The Monetary Authority of Singapore (MAS) has unveiled its final estimate for the third quarter of 2023, reporting a 0.7% expansion in gross domestic product (GDP). This growth comes after a 0.1% expansion in the second quarter, allowing Singapore’s economy to narrowly avoid recession. However, amidst the uncertain global economic climate, near-term economic trends remain uncertain.
In its semi-annual macroeconomic review report, MAS expressed the view that the Singaporean economy is likely to face a period of stagnation in the coming months. The unpredictability of the global economy has added an element of caution, with the expectation that the domestic economy will gradually regain momentum in the latter half of 2024. This resurgence is anticipated to be underpinned by the recovery of the global technology sector.
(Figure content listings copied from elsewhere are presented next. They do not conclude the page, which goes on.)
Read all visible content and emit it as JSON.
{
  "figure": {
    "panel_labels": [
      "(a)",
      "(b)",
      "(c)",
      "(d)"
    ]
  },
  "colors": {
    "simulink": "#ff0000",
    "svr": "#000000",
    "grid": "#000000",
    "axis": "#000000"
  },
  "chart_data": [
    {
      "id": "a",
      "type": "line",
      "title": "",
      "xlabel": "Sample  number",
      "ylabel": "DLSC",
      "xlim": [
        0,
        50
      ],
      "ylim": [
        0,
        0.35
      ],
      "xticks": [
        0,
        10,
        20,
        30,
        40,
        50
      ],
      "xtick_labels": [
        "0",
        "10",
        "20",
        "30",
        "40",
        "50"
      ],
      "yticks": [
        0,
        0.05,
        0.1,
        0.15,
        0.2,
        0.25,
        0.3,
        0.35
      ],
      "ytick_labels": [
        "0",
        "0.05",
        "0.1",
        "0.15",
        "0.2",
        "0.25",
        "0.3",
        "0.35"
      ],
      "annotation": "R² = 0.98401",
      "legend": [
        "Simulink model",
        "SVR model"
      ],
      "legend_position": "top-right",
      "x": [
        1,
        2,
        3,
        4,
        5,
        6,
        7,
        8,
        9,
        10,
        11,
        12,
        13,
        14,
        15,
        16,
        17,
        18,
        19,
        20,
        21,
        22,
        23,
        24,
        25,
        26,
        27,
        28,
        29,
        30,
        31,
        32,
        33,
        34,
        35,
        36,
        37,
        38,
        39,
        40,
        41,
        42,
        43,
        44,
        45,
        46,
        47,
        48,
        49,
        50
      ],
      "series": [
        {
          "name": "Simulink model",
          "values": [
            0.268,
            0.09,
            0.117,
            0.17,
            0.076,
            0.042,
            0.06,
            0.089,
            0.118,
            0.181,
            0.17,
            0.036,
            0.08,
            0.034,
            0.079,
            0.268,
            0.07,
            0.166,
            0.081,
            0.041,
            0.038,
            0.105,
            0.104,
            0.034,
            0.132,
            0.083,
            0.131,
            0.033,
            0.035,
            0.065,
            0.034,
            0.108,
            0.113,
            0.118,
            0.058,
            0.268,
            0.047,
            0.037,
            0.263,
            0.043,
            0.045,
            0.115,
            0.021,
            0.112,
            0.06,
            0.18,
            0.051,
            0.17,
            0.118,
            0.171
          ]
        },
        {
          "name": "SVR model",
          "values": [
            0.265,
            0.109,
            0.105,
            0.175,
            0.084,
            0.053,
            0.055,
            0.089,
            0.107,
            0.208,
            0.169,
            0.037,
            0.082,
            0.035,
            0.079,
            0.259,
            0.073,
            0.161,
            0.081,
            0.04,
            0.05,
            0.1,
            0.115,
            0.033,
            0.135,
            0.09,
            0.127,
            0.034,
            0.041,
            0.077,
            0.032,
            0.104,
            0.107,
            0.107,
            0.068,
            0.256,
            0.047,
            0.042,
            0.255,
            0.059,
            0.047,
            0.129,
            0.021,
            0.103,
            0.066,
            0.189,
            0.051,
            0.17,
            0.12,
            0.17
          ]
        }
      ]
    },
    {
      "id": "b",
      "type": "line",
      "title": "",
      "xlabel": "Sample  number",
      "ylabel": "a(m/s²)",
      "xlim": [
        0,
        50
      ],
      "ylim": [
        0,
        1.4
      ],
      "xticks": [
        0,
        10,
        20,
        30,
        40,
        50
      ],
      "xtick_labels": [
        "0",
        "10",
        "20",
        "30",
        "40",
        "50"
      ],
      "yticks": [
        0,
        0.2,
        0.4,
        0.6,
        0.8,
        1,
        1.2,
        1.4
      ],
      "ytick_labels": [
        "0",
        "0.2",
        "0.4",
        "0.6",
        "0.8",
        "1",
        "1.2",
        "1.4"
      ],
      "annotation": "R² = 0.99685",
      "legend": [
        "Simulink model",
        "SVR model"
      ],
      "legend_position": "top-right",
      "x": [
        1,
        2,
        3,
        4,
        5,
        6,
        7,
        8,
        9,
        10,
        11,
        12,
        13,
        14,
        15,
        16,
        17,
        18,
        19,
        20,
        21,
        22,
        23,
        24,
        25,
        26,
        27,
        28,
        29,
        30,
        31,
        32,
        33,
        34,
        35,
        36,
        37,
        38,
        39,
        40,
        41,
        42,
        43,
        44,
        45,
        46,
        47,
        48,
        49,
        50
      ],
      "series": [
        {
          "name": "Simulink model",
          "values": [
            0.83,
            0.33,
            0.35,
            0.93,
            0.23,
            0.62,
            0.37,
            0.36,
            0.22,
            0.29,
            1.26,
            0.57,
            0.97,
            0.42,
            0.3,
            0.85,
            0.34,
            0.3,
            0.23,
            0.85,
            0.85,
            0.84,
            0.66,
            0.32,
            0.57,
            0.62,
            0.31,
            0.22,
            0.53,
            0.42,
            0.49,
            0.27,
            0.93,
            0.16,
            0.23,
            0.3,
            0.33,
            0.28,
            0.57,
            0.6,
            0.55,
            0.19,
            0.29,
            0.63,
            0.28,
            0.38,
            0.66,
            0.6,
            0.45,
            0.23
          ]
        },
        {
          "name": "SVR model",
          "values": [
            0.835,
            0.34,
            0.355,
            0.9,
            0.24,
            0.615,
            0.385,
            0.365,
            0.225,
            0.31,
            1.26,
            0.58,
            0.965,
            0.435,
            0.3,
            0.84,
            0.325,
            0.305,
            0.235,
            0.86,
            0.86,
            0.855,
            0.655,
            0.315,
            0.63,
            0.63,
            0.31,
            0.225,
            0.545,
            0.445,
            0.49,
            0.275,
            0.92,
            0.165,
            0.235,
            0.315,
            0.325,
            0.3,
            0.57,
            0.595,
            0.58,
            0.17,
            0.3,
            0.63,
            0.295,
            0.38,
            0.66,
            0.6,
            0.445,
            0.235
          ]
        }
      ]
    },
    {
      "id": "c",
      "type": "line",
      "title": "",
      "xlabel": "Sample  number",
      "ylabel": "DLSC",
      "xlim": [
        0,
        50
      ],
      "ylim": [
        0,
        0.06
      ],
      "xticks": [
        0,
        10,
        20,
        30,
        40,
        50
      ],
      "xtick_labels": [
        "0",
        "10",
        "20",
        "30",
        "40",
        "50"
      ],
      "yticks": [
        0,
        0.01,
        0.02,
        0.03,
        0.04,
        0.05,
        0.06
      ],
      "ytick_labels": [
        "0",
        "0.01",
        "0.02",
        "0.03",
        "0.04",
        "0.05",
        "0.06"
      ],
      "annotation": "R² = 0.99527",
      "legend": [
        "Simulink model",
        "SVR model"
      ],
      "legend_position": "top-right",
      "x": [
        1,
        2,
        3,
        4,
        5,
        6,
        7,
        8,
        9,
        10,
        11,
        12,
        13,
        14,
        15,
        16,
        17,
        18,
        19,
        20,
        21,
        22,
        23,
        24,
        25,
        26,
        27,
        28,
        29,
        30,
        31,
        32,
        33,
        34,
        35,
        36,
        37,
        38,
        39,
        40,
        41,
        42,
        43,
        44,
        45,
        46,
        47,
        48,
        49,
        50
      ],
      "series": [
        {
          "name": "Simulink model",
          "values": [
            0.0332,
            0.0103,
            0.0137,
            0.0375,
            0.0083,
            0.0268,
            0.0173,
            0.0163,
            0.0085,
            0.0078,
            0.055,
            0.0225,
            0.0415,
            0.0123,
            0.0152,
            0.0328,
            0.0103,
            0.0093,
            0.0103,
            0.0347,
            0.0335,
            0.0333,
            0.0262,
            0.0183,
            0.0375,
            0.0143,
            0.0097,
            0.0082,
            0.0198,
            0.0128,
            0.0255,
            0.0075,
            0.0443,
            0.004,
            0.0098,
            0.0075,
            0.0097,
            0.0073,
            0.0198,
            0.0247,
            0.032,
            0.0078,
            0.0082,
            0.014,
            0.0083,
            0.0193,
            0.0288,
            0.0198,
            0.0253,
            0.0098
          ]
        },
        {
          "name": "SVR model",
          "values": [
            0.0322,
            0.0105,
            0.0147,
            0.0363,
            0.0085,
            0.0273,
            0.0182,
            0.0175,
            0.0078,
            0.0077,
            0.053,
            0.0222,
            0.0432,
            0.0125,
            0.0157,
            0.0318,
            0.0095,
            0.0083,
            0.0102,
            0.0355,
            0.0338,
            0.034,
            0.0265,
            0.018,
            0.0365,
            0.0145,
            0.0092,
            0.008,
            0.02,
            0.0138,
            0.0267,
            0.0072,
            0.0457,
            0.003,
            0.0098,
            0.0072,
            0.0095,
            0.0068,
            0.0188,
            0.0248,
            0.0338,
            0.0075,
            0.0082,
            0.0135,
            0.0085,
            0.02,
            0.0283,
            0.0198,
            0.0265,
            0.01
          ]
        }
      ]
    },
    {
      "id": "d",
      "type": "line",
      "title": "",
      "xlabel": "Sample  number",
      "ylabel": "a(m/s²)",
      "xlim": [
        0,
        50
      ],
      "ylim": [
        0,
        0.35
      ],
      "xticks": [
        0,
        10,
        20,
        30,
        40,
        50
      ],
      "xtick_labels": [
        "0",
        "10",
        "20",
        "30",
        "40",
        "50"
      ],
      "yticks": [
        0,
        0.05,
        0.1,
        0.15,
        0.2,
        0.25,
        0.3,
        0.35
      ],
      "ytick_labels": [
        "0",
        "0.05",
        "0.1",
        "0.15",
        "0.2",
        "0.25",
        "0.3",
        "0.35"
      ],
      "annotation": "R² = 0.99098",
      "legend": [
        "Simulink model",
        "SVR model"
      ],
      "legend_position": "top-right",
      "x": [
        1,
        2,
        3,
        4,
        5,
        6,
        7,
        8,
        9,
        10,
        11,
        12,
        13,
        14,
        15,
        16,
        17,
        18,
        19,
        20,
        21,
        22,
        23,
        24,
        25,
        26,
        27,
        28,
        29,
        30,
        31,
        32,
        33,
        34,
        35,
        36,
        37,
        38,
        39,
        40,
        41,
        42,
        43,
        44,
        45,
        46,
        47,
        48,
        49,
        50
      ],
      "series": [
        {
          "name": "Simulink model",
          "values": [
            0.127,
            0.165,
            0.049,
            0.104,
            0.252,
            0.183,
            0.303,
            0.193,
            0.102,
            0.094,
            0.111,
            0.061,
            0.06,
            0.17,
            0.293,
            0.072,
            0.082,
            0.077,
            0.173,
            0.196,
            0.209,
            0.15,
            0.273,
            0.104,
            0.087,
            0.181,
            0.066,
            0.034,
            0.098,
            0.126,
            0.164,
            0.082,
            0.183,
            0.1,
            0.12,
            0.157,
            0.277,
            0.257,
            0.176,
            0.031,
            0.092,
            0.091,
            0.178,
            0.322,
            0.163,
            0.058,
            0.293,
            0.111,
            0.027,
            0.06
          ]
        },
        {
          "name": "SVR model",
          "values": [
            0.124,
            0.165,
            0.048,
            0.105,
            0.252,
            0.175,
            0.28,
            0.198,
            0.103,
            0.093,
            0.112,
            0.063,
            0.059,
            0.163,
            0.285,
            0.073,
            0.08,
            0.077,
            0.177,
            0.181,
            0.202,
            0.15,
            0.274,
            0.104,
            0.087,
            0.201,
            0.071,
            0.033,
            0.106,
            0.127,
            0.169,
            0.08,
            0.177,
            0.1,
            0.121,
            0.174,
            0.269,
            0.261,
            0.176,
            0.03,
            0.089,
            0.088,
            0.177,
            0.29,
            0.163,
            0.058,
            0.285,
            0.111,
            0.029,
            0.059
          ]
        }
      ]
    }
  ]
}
MAS also provided insights into Singapore’s inflation outlook. The central bank foresees a marginal improvement in the inflation rate before it begins to taper off to an average level of 2.5-3.5% in 2024. Notably, Core Inflation, which excludes costs associated with land travel and accommodation in Singapore, decelerated to 3% in September. This follows a high of 5.5% in January, which marked the highest inflation rate in 14 years.
Despite the abatement in inflation, MAS remains watchful of potential inflationary pressures. The rapid ascent of global food and energy prices presents a concern that could subject Singapore to inflationary strains.
On October 13th, the MAS Board of Directors decided to maintain the current monetary policy framework. Singapore’s central bank typically conducts monetary policy through the management of an exchange rate framework, instead of making adjustments to interest rates. This framework encompasses three key aspects: the Slope, the Mid-Point, and the Width of the specified exchange rate framework, commonly referred to as the Nominal Effective Exchange Rate (NEER).
The economic landscape for Singapore remains subject to the global economic climate, with authorities closely monitoring developments and taking prudent measures to navigate the uncertain times ahead.